Mais chaque tentative d’évasion se heurte à la réalité dans ‘Funeral’, et c’est pourquoi juste après nous trouvons la rage face à l’avenir sombre de ‘Neighborhood # 3 (Power Out)’, avec des fléchettes aussi grandes que “grandir dans une étrange tempête / personne n’a froid, personne n’a chaud » ou « rien ne nous est caché les enfants / vous ne trompez personne avec les lumières éteintes ! continuez à ramper dans le quartier / à tuer des personnes âgées, à réveiller des bébés comme nous le savions ».

La réalité fait levier, entrant et entrant dans le monde fantastique de nos protagonistes, corrompant même l’histoire d’amour par laquelle l’album a commencé : ainsi, ‘Crown of Love’ raconte la fin d’une relation, abordant les deux points de vue, celui qui suit jusqu’aux barreaux et celui qui ne sent plus l’étincelle. De retour à la maison, Win fait semblant et cache ses larmes lorsque sa mère entre dans la chambre : cet amour allait être la réponse, l’évasion de tout ce que représente le quartier, mais non.

Notre protagoniste découvre dans cette chanson que même cela n’est pas sûr, et que peut-être rien ne l’est car, comme Régine le chantera à la fin, ils ne peuvent plus se sentir sous le manteau ou la sécurité de qui que ce soit. Désormais, ce sont eux qui conduisent : « In the Backseat » se sert de quelque chose qui est reconnu par tous comme la tranquillité de rouler enfant sur la banquette arrière, en observant les paysages, pour raconter magistralement comment le passage à la maturité est parfois un héberger. « J’apprends à conduire / toute ma vie » chante Régine entre regret et motivation. Mais, sans aucun doute, la chanson où cela est le mieux représenté est, comment pourrait-il en être autrement, ‘Wake Up’.

Quand il y a quelques années, j’ai analysé “les chansons les plus générationnelles” d’Arcade Fire, évidemment celle chargée de la fermeture qui devait être celle qui, pour beaucoup, continue d’être la meilleure chanson des Canadiens, ou du moins leur grand hymne.

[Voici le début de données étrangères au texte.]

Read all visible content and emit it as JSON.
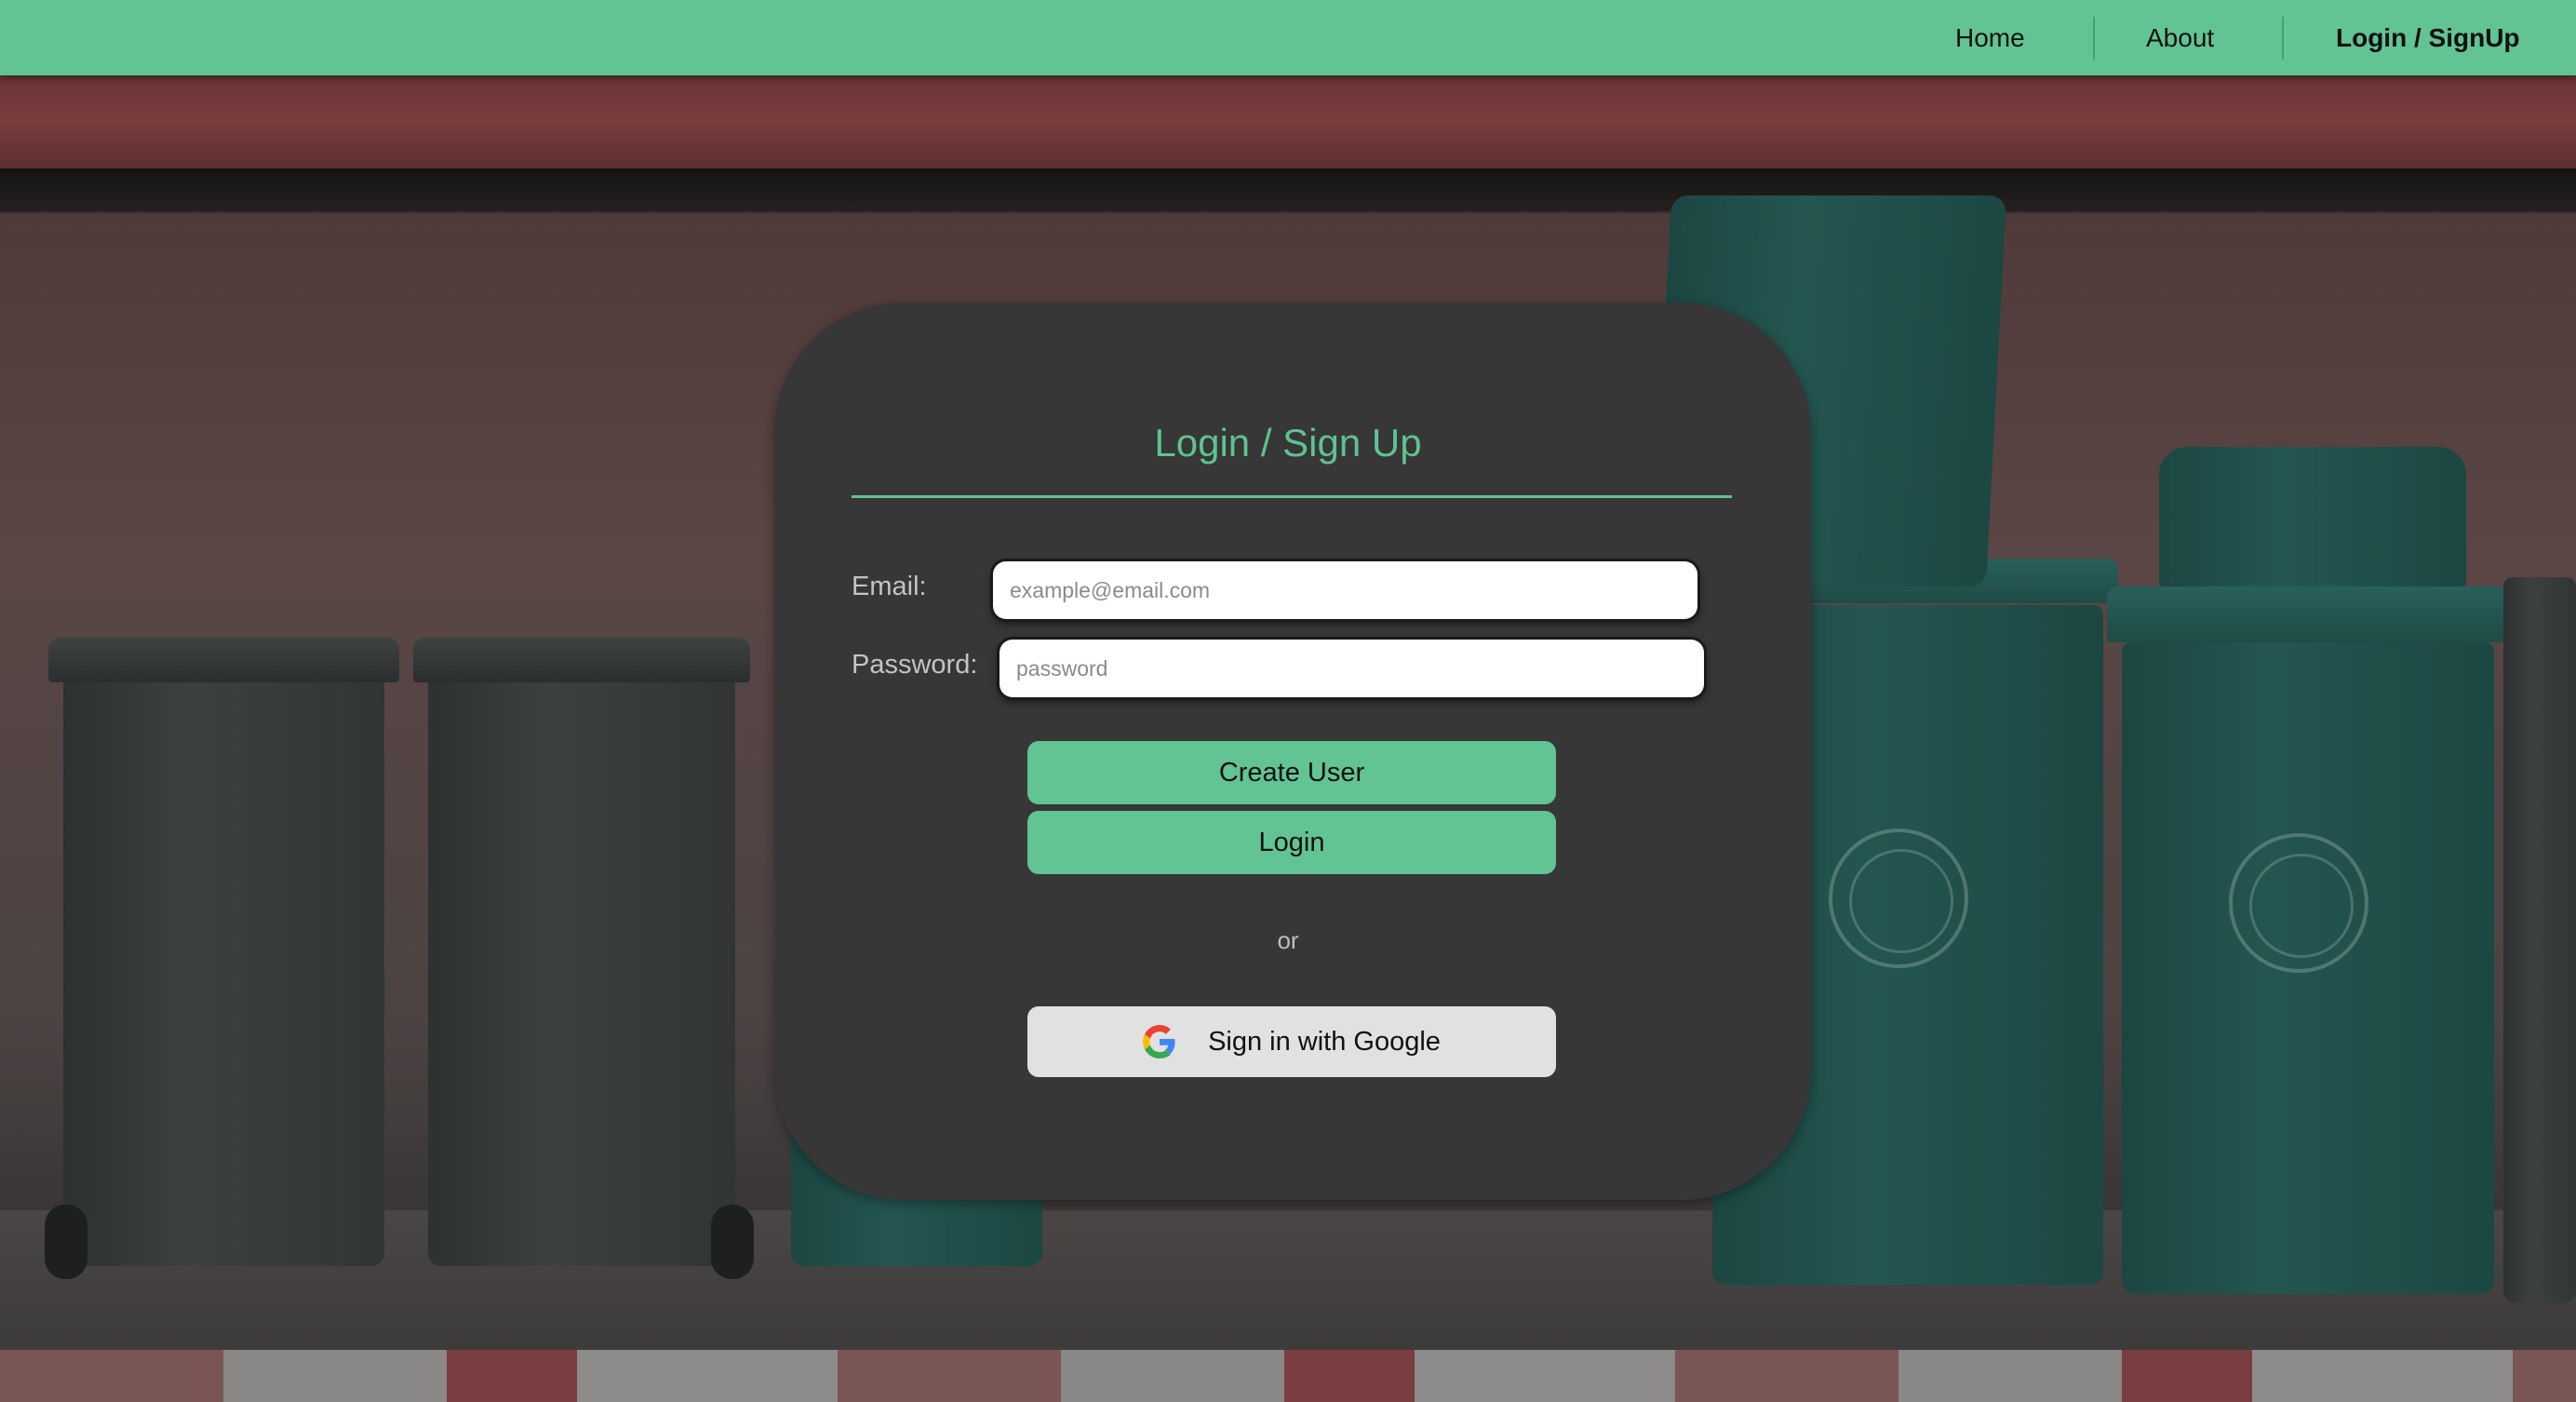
{
  "nav": {
    "items": [
      {
        "label": "Home"
      },
      {
        "label": "About"
      },
      {
        "label": "Login / SignUp",
        "active": true
      }
    ],
    "color": "#62c493"
  },
  "card": {
    "title": "Login / Sign Up",
    "email": {
      "label": "Email:",
      "placeholder": "example@email.com",
      "value": ""
    },
    "password": {
      "label": "Password:",
      "placeholder": "password",
      "value": ""
    },
    "create_user_label": "Create User",
    "login_label": "Login",
    "or_text": "or",
    "google_label": "Sign in with Google",
    "google_icon": "google-g-icon",
    "accent_color": "#5fc291",
    "background_color": "#373737"
  },
  "background": {
    "description_icon": "trash-bins-photo"
  }
}
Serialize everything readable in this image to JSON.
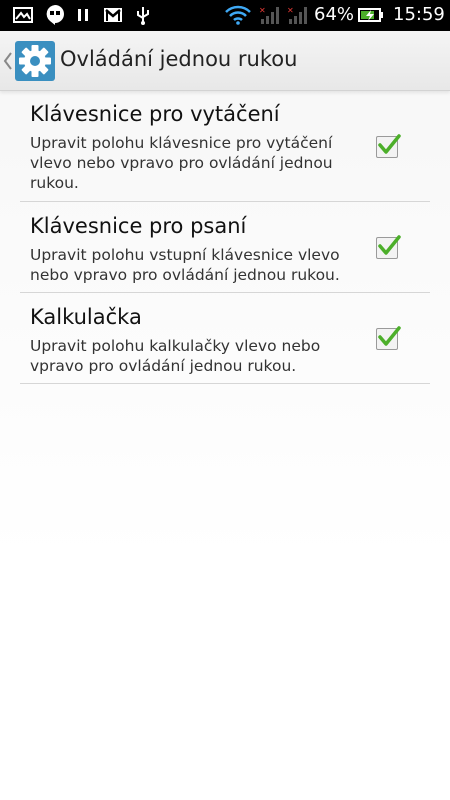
{
  "status_bar": {
    "battery_percent": "64%",
    "time": "15:59",
    "icons": [
      "gallery-icon",
      "hangouts-icon",
      "pause-icon",
      "gmail-icon",
      "usb-icon",
      "wifi-icon",
      "signal-sim1-icon",
      "signal-sim2-icon",
      "battery-icon"
    ]
  },
  "action_bar": {
    "title": "Ovládání jednou rukou",
    "icon": "settings-gear-icon",
    "accent": "#3a8fc0"
  },
  "settings": [
    {
      "title": "Klávesnice pro vytáčení",
      "summary": "Upravit polohu klávesnice pro vytáčení vlevo nebo vpravo pro ovládání jednou rukou.",
      "checked": true
    },
    {
      "title": "Klávesnice pro psaní",
      "summary": "Upravit polohu vstupní klávesnice vlevo nebo vpravo pro ovládání jednou rukou.",
      "checked": true
    },
    {
      "title": "Kalkulačka",
      "summary": "Upravit polohu kalkulačky vlevo nebo vpravo pro ovládání jednou rukou.",
      "checked": true
    }
  ],
  "check_color": "#4caf2a"
}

Dès ses guitares d’ouverture indéniables, les cinq minutes et demie que dure la chanson sont un voyage dans lequel Win Butler est au bord des larmes implorant que “les enfants, ne grandissez pas”, qui sort toute sa colère et tente de infecter ce « million de petits dieux » à qui il conseille de grandir, oui, mais de préserver leur identité, de ne pas chercher à être parfaits, et de porter fièrement leurs erreurs et ce qu’ils en ont appris.

Ironiquement, avec des débuts si pleins de références à la maturité et à la croissance, Arcade Fire est un groupe qui -parfois avec plus de fortune, parfois avec moins- n’a pas cessé de le faire.